Monday, November 02, 2009

California vs. Texas:
The Verdict Is In

by John Hinderaker - November 1, 2009 - Powerline

Texas has usurped the leadership position that, decades ago, belonged to California. Today California is in decline, likely irreversibly so. William Voegeli draws the sad but instructive comparison in the Los Angeles Times:
In America's federal system, some states, such as California, offer residents a "package deal" that bundles numerous and ambitious public benefits with the high taxes needed to pay for them. Other states, such as Texas, offer packages combining modest benefits and low taxes. These alternatives, of course, define the basic argument between liberals and conservatives over what it means to get the size and scope of government right. ...

California and Texas are not perfect representatives of the alternative deals, but they come close. Overall, the Census Bureau's latest data show that state and local government expenditures for all purposes in 2005-06 were 46.8% higher in California than in Texas: $10,070 per person compared with $6,858. ...

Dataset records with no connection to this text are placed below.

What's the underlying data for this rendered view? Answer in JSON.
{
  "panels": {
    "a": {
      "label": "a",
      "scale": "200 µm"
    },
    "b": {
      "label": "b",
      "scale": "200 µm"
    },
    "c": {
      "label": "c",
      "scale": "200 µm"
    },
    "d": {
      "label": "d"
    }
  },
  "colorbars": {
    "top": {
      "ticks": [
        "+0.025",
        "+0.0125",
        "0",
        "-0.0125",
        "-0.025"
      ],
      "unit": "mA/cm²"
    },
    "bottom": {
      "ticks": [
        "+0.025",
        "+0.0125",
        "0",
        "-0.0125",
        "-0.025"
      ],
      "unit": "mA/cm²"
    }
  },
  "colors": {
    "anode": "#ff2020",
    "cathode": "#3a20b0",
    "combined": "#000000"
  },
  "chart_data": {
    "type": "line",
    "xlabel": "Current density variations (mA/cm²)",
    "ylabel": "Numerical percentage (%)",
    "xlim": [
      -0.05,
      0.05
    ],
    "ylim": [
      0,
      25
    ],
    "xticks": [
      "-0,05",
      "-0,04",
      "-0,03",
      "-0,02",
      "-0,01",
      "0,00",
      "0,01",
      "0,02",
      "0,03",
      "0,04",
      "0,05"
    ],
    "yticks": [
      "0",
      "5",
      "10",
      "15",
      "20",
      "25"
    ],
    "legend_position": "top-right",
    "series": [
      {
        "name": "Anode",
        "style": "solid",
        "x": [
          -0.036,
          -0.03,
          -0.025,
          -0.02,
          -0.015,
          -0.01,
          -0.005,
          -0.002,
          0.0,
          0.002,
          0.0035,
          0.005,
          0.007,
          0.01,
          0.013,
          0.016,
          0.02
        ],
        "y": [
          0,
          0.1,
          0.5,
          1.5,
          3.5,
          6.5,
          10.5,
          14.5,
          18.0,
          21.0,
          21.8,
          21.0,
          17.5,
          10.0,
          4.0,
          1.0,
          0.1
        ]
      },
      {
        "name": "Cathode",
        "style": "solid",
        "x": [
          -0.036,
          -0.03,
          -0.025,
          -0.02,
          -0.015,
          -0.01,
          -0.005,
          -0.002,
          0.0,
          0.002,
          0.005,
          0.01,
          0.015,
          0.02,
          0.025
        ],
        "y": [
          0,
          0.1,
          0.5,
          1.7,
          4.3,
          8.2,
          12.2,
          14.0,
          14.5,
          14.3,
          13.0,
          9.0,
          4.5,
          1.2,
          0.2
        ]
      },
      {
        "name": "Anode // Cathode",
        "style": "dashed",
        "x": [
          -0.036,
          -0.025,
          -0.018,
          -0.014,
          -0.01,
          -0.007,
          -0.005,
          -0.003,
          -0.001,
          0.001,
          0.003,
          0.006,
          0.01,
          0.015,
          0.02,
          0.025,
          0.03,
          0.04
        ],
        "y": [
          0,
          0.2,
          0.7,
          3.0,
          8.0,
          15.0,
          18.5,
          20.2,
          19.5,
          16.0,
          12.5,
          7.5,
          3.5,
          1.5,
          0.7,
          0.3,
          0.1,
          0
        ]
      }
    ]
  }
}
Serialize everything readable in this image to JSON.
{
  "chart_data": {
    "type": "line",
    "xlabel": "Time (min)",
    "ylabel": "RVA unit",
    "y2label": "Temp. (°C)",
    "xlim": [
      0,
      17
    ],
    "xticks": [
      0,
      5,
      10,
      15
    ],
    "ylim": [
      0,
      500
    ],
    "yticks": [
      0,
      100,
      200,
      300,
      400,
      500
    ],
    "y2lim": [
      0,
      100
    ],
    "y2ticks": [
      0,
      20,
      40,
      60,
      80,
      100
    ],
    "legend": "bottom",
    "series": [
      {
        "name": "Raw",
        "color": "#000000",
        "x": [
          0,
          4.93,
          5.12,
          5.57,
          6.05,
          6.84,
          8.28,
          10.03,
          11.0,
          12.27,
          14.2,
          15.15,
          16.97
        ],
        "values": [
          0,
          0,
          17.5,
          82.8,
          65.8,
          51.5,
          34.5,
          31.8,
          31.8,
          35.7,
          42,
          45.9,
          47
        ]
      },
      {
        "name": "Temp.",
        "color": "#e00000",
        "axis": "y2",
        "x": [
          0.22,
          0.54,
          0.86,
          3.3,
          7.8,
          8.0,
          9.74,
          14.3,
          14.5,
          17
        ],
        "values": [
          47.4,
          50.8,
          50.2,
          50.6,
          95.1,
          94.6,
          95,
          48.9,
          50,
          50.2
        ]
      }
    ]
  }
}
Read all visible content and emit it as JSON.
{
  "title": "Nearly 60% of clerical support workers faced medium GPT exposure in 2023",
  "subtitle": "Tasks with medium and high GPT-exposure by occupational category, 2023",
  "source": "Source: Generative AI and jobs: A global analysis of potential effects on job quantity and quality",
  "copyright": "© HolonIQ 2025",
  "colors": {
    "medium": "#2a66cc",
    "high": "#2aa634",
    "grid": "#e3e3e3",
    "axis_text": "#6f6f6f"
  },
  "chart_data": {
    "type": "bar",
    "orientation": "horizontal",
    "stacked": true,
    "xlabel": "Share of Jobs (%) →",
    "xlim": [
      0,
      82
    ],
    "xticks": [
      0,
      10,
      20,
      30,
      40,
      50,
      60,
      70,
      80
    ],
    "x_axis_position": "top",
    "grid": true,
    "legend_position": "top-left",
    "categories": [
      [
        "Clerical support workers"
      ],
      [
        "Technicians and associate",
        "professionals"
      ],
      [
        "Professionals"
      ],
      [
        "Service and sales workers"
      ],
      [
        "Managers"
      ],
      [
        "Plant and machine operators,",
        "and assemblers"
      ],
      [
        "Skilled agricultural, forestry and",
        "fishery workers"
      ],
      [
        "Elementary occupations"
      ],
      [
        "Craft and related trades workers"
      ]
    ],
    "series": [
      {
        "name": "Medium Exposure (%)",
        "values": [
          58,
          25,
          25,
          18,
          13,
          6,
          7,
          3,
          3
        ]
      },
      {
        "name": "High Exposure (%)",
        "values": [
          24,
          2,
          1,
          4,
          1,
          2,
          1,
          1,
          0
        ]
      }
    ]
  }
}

Confronted with a stark choice between government dominance and freedom, Americans are voting with their feet:
One way to assess how Americans feel about the different tax and benefit packages the states offer is by examining internal U.S. migration patterns. Between April 1, 2000, and June 30, 2007, an average of 3,247 more people moved out of California than into it every week, according to the Census Bureau. Over the same period, Texas had a net weekly population increase of 1,544 as a result of people moving in from other states. During these years, more generally, 16 of the 17 states with the lowest tax levels had positive "net internal migration," in the Census Bureau's language, while 14 of the 17 states with the highest taxes had negative net internal migration.

I have lived in both of these states, Texas and California. In fact I have lived and worked all over both states. In Texas, that includes Austin, Fort Worth, San Antonio and El Paso. I have only missed Houston. In California that includes Culver City, the San Fernando Valley, Redondo Beach, Long Beach, Malibu, Cerritos and San Jose. I have only missed San Diego and Sacramento.

I can say from first hand experience. This article is correct. I had a friend in California who was in her late forties who had retired as a teacher and was making almost $60,000 in retirement. She was working full time as a realtor making even more than that while still drawing her retirement. The article didn't note that, but the early retirement provisions allow these ex government employees to go on to second careers at very early ages, while still drawing huge government pensions.

Many of our states are no longer a fair deal for our citizens. We have become as corrupt and class based as any nation on earth has ever been. The only difference is that the UPPER CLASS today is government bureaucrats.